In this paper, we have reviewed the literature on small area population forecasting from the last two decades, and suggested several areas suitable for further research. The scope of our review was fairly tightly defined in terms of small area size, forecasting methods, and publication dates, so we did not include related topics such as derived forecasts, quality assurance, and small area population estimation. Even within the narrow scope of the review, there are inevitably some papers we have missed. However, the limited scope of the review enabled us to cover small area forecasting methods in some detail, and we hope this is of use to researchers and practitioners.

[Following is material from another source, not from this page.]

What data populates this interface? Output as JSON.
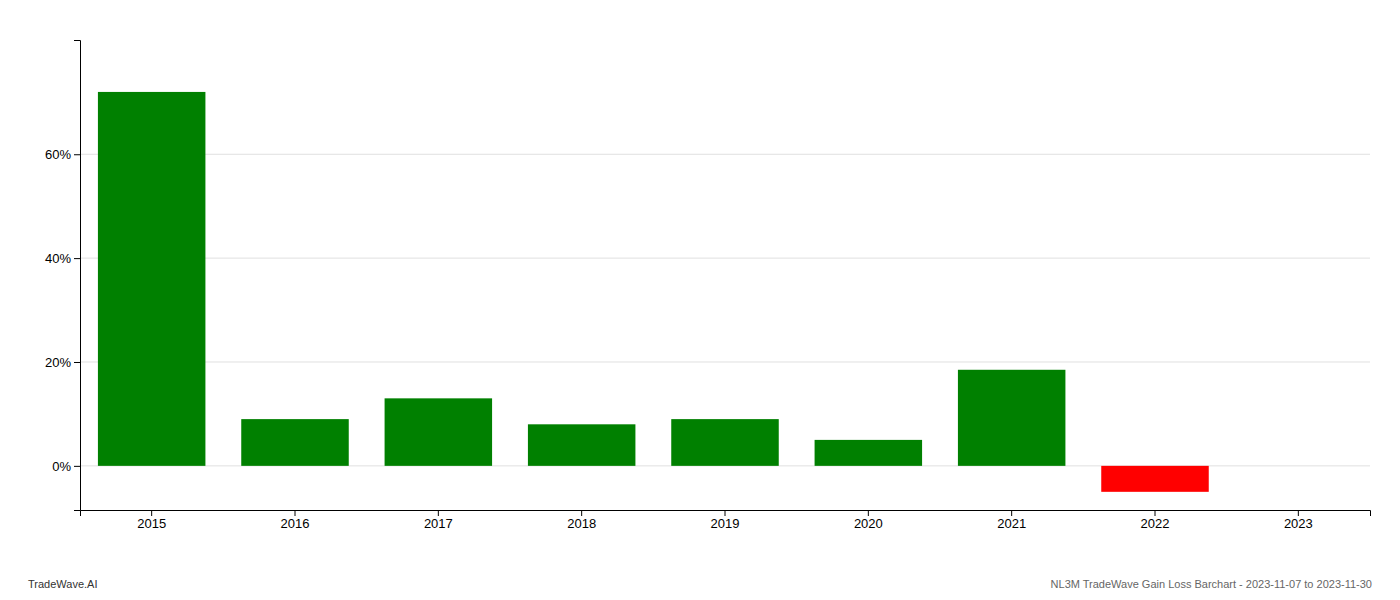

A key conclusion from this review is that there is a discrepancy between the importance of small area population forecasting for planning purposes on the one hand, and the state of the small area forecasting methods toolbox on the other. Small area population forecasts are widely used for planning purposes and influence many substantial investment decisions. Although many important methodological contributions have been made over the last 20 years, research funding and progress lags behind that for national level, and large subnational level, population forecasting. We hope that further research, particularly along the lines of the suggestions made in Table 2, will lead to the development of better forecasting methods, and therefore more accurate and useful small area population forecasts, in the future.